SOS Clarifies Home Rule County Political Party Reporting
Secretary of State Scott Gessler issued yesterday a revision to Colorado campaign finance rules, recommended by Ethics Watch, that will clarify the reporting system for county political party committees in the two Colorado Counties that have their own campaign finance rules.
In his February revision to the rules, Secretary Gessler adopted Rule 14.4, which permits county committees of political parties in home rule counties with their own campaign finance laws for local elections to raise funds in a separate account. There are two such counties in Colorado: Pitkin County and the City and County of Denver.
Ethics Watch raised concerns about the interaction between Rule 14.4 and another rule permitting unlimited transfers of funds between county and state party committees. In response, the Secretary issued a temporary rule closing that loophole. When the rules were considered for permanent adoption on July 31, Ethics Watch supported closure of the home rule loophole, but recommended clarifying the disclosure rule so that county party committees in the two affected counties would be required to report their other activity to be reported to the Secretary of State through the TRACER syste, The permanent rules, adopted yesterday, incorporate Ethics Watch's recommendation.
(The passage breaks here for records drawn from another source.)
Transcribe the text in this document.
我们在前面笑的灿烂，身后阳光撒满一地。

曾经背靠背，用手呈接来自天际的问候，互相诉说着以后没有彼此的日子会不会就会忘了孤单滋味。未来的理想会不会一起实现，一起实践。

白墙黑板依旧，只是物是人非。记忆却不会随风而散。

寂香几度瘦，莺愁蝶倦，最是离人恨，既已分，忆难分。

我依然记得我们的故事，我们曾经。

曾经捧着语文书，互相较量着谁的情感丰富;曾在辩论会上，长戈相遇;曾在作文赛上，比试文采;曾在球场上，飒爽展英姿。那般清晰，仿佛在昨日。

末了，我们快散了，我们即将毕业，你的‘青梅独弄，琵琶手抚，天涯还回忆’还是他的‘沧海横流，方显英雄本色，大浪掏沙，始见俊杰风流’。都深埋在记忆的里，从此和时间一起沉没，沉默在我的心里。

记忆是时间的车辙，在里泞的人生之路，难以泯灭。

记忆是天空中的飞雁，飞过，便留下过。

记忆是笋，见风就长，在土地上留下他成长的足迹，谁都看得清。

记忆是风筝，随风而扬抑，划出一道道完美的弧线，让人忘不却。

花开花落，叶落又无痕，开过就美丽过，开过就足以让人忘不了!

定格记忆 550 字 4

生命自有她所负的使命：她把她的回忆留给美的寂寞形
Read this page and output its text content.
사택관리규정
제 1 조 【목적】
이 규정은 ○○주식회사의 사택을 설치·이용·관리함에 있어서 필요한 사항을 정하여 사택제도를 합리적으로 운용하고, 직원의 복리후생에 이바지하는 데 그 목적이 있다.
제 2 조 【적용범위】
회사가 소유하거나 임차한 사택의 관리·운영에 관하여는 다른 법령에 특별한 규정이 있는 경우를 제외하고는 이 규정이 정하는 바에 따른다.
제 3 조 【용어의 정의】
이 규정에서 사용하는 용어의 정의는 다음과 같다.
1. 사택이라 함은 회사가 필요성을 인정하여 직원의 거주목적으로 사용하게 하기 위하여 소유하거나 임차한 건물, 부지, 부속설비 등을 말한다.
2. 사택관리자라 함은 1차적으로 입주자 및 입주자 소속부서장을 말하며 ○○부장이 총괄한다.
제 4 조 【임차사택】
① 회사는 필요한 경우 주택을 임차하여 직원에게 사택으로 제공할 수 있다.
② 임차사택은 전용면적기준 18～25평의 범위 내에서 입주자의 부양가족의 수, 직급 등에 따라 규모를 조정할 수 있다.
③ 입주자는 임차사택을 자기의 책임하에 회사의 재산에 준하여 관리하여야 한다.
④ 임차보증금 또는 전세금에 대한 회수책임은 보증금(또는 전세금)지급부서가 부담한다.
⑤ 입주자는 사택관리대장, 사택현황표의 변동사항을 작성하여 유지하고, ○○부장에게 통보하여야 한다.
"We are pleased to work together with Secretary Gessler on this issue," said Luis Toro, Director of Ethics Watch. "The new rule honors Colorado's long tradition of home rule while also insuring that political party contributions and expenditures on matters of statewide concern are properly disclosed through the Secretary of State's TRACER system."
The Secretary of State's office supported Ethics Watch's position in a lawsuit over whether the City of Colorado Springs could refer a request for investigation of possible campaign finance violations in a municipal election to the Secretary of State. Ethics Watch and the Secretary of State agree that such matters fall under home rule jurisdiction, and both the Office of Administrative Courts and the Colorado Court of Appeals issued rulings requiring Colorado Springs to enforce its own campaign finance laws.